A general approach to modeling
I would talk every day about creating models, evaluating models, and learning from models. Estimation is not as important.
- start with a substantive understanding of the phenomenon of interest
- move from this understanding to a model (of which a “null model” is a subset)
- constant effects?
- distribution of errors?
- estimate the model
- least squares
- non-parametric estimation
- evaluate the estimated model
- check the modeling assumptions
- does the simulated data look like the observed data when plotted in several different ways?
- move from the estimated model to an understanding of the substance
- simulation of quantities of interest and uncertainty
- clear explanation of statistical arguments (such as hypothesis tests)
- lots of graphs to clearly communicating the effects of interest
- posterior probabilities
- hypothesis tests
- confidence intervals
Lots and lots of simulation.
All applied researchers should have simulation skills in their toolkit.
- Simulate from data they expect if their theory is right
- Simulate data that would occur if their theory were wrong
- Use bootstrapping to compute standard errors. This is motivated by a random sampling perspective.
- Use randomization/permutation to compute standard errors. This is motivated by a random assignment perspective.
- Use simulation from estimated models to compute quantities of interest (both fundamental and estimation uncertainty). This is especially useful when the outcome or predictors are transformed.
- Simulate data in which model assumptions are wrong and see what answers the linear model gives
- non-constant effects
- measurement error (random and biased)
- missing data
- omitted variables
- heterogeneous effects
- non-normal/heavy-tailed errors
- correlated errors
Alternative estimation routines/philosophies
I don't care for calling political methodology classes "OLS" and "MLE." These are estimation strategies, and while important, they are the far less important than building models and drawing conclusions from models. I would call the three course sequence "Inference," "linear models," and "generalized linear models." This puts more emphasize on the substance of the model rather than the particular routines used to estimate it. I would also make it clear that least squares is one of several ways to estimate linear models. It is by far the most popular, but it isn't so useful in other situations.
- least squares
- maximum likelihood
Lots and lots of hypothesis testing
The most important step empirical researchers make is drawing conclusions from statistical models. I would make students think through statistical arguments every day. Whether you like it or not, hypothesis testing is an important part of almost every political science paper and students need to understand it backward and forward.
- Hypothesis testing
- Choose an appropriate summary statistic
- Describe the space in which this statistic lies
- Describe where the statistic would lie if the research hypothesis were true
- Describe where the statistic would lie if the research hypothesis were false
- Compute a p-value
- Know the size of tests
- Know the power of tests
- Multiple comparisons
- Understand that 95% confidence intervals don't contain 95% of the data
- Understand that statistical insignificance should never be taken as evidence for no effect.
- Understand that the difference between a statistically significant and a statistically insignificant coefficients are not always statistically significant.
- Make students think really hard and formally about substantive significance.

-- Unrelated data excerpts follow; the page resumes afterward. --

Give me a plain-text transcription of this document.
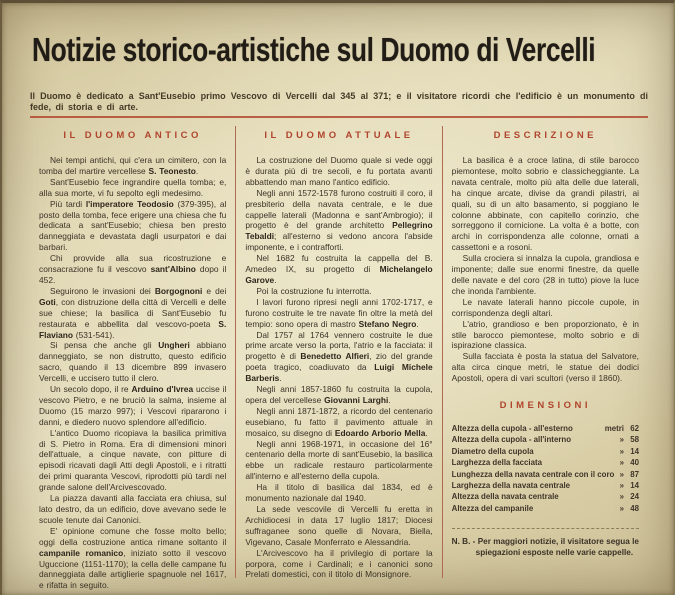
Notizie storico-artistiche sul Duomo di Vercelli
Il Duomo è dedicato a Sant'Eusebio primo Vescovo di Vercelli dal 345 al 371; e il visitatore ricordi che l'edificio è un monumento di fede, di storia e di arte.
IL DUOMO ANTICO

Nei tempi antichi, qui c'era un cimitero, con la tomba del martire vercellese S. Teonesto.

Sant'Eusebio fece ingrandire quella tomba; e, alla sua morte, vi fu sepolto egli medesimo.

Più tardi l'imperatore Teodosio (379-395), al posto della tomba, fece erigere una chiesa che fu dedicata a sant'Eusebio; chiesa ben presto danneggiata e devastata dagli usurpatori e dai barbari.

Chi provvide alla sua ricostruzione e consacrazione fu il vescovo sant'Albino dopo il 452.

Seguirono le invasioni dei Borgognoni e dei Goti, con distruzione della città di Vercelli e delle sue chiese; la basilica di Sant'Eusebio fu restaurata e abbellita dal vescovo-poeta S. Flaviano (531-541).

Si pensa che anche gli Ungheri abbiano danneggiato, se non distrutto, questo edificio sacro, quando il 13 dicembre 899 invasero Vercelli, e uccisero tutto il clero.

Un secolo dopo, il re Arduino d'Ivrea uccise il vescovo Pietro, e ne bruciò la salma, insieme al Duomo (15 marzo 997); i Vescovi ripararono i danni, e diedero nuovo splendore all'edificio.

L'antico Duomo ricopiava la basilica primitiva di S. Pietro in Roma. Era di dimensioni minori dell'attuale, a cinque navate, con pitture di episodi ricavati dagli Atti degli Apostoli, e i ritratti dei primi quaranta Vescovi, riprodotti più tardi nel grande salone dell'Arcivescovado.

La piazza davanti alla facciata era chiusa, sul lato destro, da un edificio, dove avevano sede le scuole tenute dai Canonici.

E' opinione comune che fosse molto bello; oggi della costruzione antica rimane soltanto il campanile romanico, iniziato sotto il vescovo Uguccione (1151-1170); la cella delle campane fu danneggiata dalle artiglierie spagnuole nel 1617, e rifatta in seguito.

IL DUOMO ATTUALE

La costruzione del Duomo quale si vede oggi è durata più di tre secoli, e fu portata avanti abbattendo man mano l'antico edificio.

Negli anni 1572-1578 furono costruiti il coro, il presbiterio della navata centrale, e le due cappelle laterali (Madonna e sant'Ambrogio); il progetto è del grande architetto Pellegrino Tebaldi; all'esterno si vedono ancora l'abside imponente, e i contrafforti.

Nel 1682 fu costruita la cappella del B. Amedeo IX, su progetto di Michelangelo Garove.

Poi la costruzione fu interrotta.

I lavori furono ripresi negli anni 1702-1717, e furono costruite le tre navate fin oltre la metà del tempio: sono opera di mastro Stefano Negro.

Dal 1757 al 1764 vennero costruite le due prime arcate verso la porta, l'atrio e la facciata: il progetto è di Benedetto Alfieri, zio del grande poeta tragico, coadiuvato da Luigi Michele Barberis.

Negli anni 1857-1860 fu costruita la cupola, opera del vercellese Giovanni Larghi.

Negli anni 1871-1872, a ricordo del centenario eusebiano, fu fatto il pavimento attuale in mosaico, su disegno di Edoardo Arborio Mella.

Negli anni 1968-1971, in occasione del 16° centenario della morte di sant'Eusebio, la basilica ebbe un radicale restauro particolarmente all'interno e all'esterno della cupola.

Ha il titolo di basilica dal 1834, ed è monumento nazionale dal 1940.

La sede vescovile di Vercelli fu eretta in Archidiocesi in data 17 luglio 1817; Diocesi suffraganee sono quelle di Novara, Biella, Vigevano, Casale Monferrato e Alessandria.

L'Arcivescovo ha il privilegio di portare la porpora, come i Cardinali; e i canonici sono Prelati domestici, con il titolo di Monsignore.

DESCRIZIONE

La basilica è a croce latina, di stile barocco piemontese, molto sobrio e classicheggiante. La navata centrale, molto più alta delle due laterali, ha cinque arcate, divise da grandi pilastri, ai quali, su di un alto basamento, si poggiano le colonne abbinate, con capitello corinzio, che sorreggono il cornicione. La volta è a botte, con archi in corrispondenza alle colonne, ornati a cassettoni e a rosoni.

Sulla crociera si innalza la cupola, grandiosa e imponente; dalle sue enormi finestre, da quelle delle navate e del coro (28 in tutto) piove la luce che inonda l'ambiente.

Le navate laterali hanno piccole cupole, in corrispondenza degli altari.

L'atrio, grandioso e ben proporzionato, è in stile barocco piemontese, molto sobrio e di ispirazione classica.

Sulla facciata è posta la statua del Salvatore, alta circa cinque metri, le statue dei dodici Apostoli, opera di vari scultori (verso il 1860).

DIMENSIONI
Altezza della cupola - all'esterno	metri 62
Altezza della cupola - all'interno	» 58
Diametro della cupola	» 14
Larghezza della facciata	» 40
Lunghezza della navata centrale con il coro » 87
Larghezza della navata centrale	» 14
Altezza della navata centrale	» 24
Altezza del campanile	» 48
N. B. - Per maggiori notizie, il visitatore segua le spiegazioni esposte nelle varie cappelle.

I would have the students read Tufte and make lots of good graphs.
- Plot their data in several ways
- Plot their models
- Plot model predictions on top of their data
- Run lots of models on tiny subsets of data and plot the results.
I would want students to understand the properties of models using simulation. Every week, I would want students to walk through the process of modeling using real data sets. Even for the methodologically savvy, I think great ideas come from thinking hard about substantive problems, working out a good statistical model for a data set, and clearly communicating the results of that model.